Ehli Sünnet ve Ehli Bidat Söylemlerini dillendiren kesimlerin düşünce yapılarına bakıldığında birçok hususta aynı düşündükleri ve hareket ettikleri görülmektedir lakin siyasi taassubi ve benzeri bakış açıları nedeni ile herkes kendini hakk diğerini batıl olarak ifşaa etmeye başlamıştır Hakkı ve Batılı ayırd eden ana kaynak Kur'an ile hareket metodunu tarafsızca nasıl algılayabilir ve hayata aktarabiliriz?

Sorularım bu kadar Korkmayın Ufkunuza katkı sağlama amaçlı sorulardır Araştırmanızı sağlamak dar kalıplı düşünce ekseninden ziyade geniş düşünce yapısını inşaa etmek amaçlıdır Selametle kalın...
kardeşim soruların baya geniş kapsamlı olduğu için evvela ilk soruna cevap yazayım diğerlerini araştırmam lazım..

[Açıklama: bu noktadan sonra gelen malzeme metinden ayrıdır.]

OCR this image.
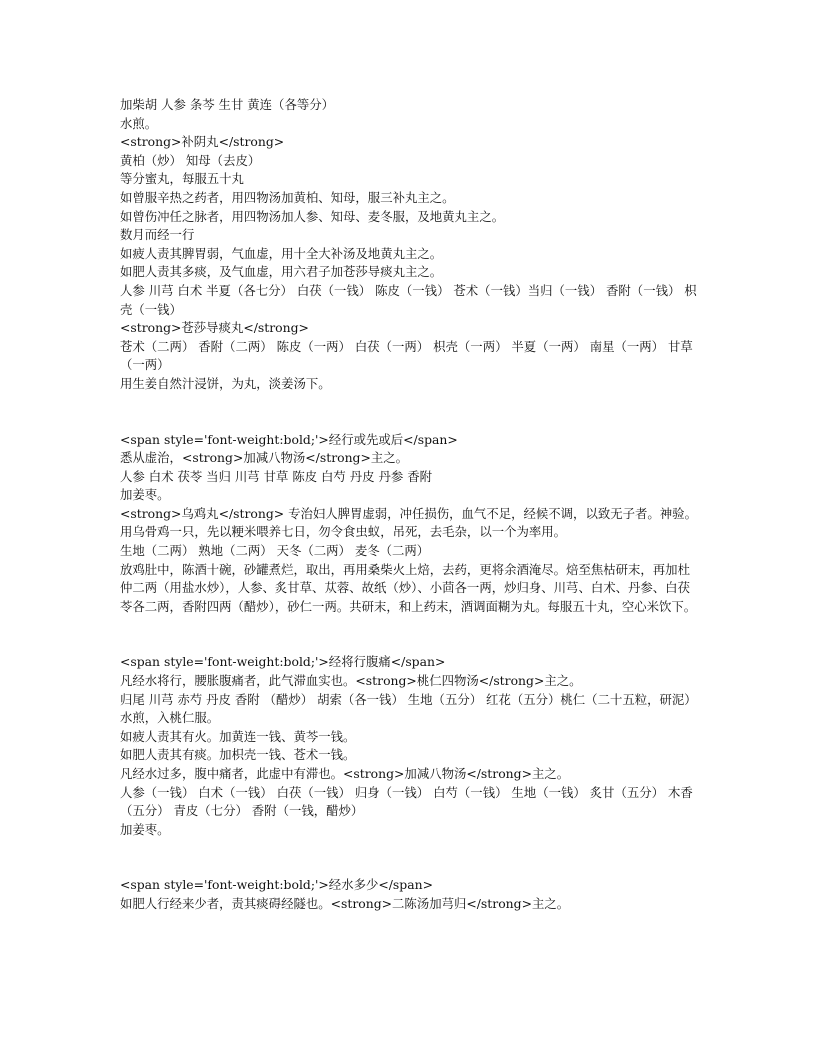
加柴胡 人参 条芩 生甘 黄连（各等分）
水煎。
<strong>补阴丸</strong>
黄柏（炒） 知母（去皮）
等分蜜丸，每服五十丸
如曾服辛热之药者，用四物汤加黄柏、知母，服三补丸主之。
如曾伤冲任之脉者，用四物汤加人参、知母、麦冬服，及地黄丸主之。
数月而经一行
如疲人责其脾胃弱，气血虚，用十全大补汤及地黄丸主之。
如肥人责其多痰，及气血虚，用六君子加苍莎导痰丸主之。
人参 川芎 白术 半夏（各七分） 白茯（一钱） 陈皮（一钱） 苍术（一钱）当归（一钱） 香附（一钱） 枳壳（一钱）
<strong>苍莎导痰丸</strong>
苍术（二两） 香附（二两） 陈皮（一两） 白茯（一两） 枳壳（一两） 半夏（一两） 南星（一两） 甘草（一两）
用生姜自然汁浸饼，为丸，淡姜汤下。
<span style='font-weight:bold;'>经行或先或后</span>
悉从虚治，<strong>加减八物汤</strong>主之。
人参 白术 茯苓 当归 川芎 甘草 陈皮 白芍 丹皮 丹参 香附
加姜枣。
<strong>乌鸡丸</strong> 专治妇人脾胃虚弱，冲任损伤，血气不足，经候不调，以致无子者。神验。
用乌骨鸡一只，先以粳米喂养七日，勿令食虫蚁，吊死，去毛杂，以一个为率用。
生地（二两） 熟地（二两） 天冬（二两） 麦冬（二两）
放鸡肚中，陈酒十碗，砂罐煮烂，取出，再用桑柴火上焙，去药，更将余酒淹尽。焙至焦枯研末，再加杜仲二两（用盐水炒），人参、炙甘草、苁蓉、故纸（炒）、小茴各一两，炒归身、川芎、白术、丹参、白茯苓各二两，香附四两（醋炒），砂仁一两。共研末，和上药末，酒调面糊为丸。每服五十丸，空心米饮下。
<span style='font-weight:bold;'>经将行腹痛</span>
凡经水将行，腰胀腹痛者，此气滞血实也。<strong>桃仁四物汤</strong>主之。
归尾 川芎 赤芍 丹皮 香附 （醋炒） 胡索（各一钱） 生地（五分） 红花（五分）桃仁（二十五粒，研泥）
水煎，入桃仁服。
如疲人责其有火。加黄连一钱、黄芩一钱。
如肥人责其有痰。加枳壳一钱、苍术一钱。
凡经水过多，腹中痛者，此虚中有滞也。<strong>加减八物汤</strong>主之。
人参（一钱） 白术（一钱） 白茯（一钱） 归身（一钱） 白芍（一钱） 生地（一钱） 炙甘（五分） 木香（五分） 青皮（七分） 香附（一钱，醋炒）
加姜枣。
<span style='font-weight:bold;'>经水多少</span>
如肥人行经来少者，责其痰碍经隧也。<strong>二陈汤加芎归</strong>主之。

Mezhep meselesi bir taraftan İslam’da bir ayrılık unsuru gibi gösterilmeye çalışılırken, diğer taraftan bir takım demagojilerle saf zihinler bulandırılmak istenmektedir. Meselenin üzerine biraz eğildiğimiz zaman mezheplerin bir ihtiyaçtan doğduğu, hiç bir zaman ihtilaf unsuru olmadığı anlaşılacaktır.
İtikat ve amel diye iki kısımdan meydana gelen İslam dininde, mezhepler, ameli (pratikte yaşanan) kısımları konu edinir. Birden fazla mezhebin meydana gelmesi, nazari prensiplerin mezhep imamlarınca farklı anlaşılmasından ileri gelmiştir. (Mektubat, 449 )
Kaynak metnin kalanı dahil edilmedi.